Trois registres de savoir : runtime, structurel, réglementaire
Contexte
Le mot « configuration » recouvre dans le dépôt trois savoirs de natures différentes, que docs/configuration.md inventorie aujourd'hui sans les distinguer :
- des valeurs d'environnement (
SFTP__URL, clés AES,DUCKDB_PATH, tokens) — section 1 de l'inventaire ; - du savoir structurel (les 7 cadrans, les colonnes de chaque flux, les schémas dbt/Pandera) — porté par le code et les modèles ;
- des taux régulés (
turpe_rules.csv,accise_rules.csv,cta_rules.csv) — section 2.

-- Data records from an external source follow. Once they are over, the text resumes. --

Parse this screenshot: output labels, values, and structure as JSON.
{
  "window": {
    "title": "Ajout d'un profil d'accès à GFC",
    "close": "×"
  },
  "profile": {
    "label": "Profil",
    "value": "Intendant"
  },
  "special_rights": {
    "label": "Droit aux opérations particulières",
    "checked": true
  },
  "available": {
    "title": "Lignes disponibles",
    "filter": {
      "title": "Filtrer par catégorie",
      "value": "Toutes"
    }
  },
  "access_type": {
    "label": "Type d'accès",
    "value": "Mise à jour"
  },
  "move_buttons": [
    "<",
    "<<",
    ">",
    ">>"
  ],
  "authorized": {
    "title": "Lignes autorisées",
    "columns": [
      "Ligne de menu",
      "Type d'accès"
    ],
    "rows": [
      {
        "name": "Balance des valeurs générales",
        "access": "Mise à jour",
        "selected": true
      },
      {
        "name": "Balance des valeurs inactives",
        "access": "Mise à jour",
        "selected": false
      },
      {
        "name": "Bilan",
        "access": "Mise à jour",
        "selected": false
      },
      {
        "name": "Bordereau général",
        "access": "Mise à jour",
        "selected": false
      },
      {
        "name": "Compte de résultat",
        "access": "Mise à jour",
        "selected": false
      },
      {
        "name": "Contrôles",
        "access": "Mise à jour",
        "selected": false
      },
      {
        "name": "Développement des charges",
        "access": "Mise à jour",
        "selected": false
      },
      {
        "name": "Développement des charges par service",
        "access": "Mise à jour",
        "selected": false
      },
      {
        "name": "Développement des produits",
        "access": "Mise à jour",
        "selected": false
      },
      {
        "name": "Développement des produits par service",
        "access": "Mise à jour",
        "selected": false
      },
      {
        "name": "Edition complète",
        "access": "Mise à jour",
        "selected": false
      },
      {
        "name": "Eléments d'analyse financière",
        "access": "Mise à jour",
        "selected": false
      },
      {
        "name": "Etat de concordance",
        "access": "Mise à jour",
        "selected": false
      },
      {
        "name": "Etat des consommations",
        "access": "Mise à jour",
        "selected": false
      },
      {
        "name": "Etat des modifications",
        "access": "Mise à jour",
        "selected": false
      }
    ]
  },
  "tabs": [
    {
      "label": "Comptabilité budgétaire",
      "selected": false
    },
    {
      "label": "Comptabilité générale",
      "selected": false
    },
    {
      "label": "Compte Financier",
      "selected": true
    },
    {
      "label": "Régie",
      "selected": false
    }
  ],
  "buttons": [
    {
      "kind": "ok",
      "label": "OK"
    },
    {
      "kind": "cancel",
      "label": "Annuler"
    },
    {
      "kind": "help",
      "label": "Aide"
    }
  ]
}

Deux chantiers ouverts butent sur cette confusion, chacun à sa façon : #141 (config runtime éclatée en trois loaders, aucun fail-fast) et #147 (savoir de typage déclaré trois fois : dbt ↔ loaders ↔ Pandera). La revue d'architecture du 12/06/2026 a montré qu'ils partagent une pathologie — un savoir déclaré N fois qui dérive en silence — et un remède de même forme, mais que forcer un mécanisme commun coupelerait des savoirs qui changent pour des raisons et à des rythmes différents.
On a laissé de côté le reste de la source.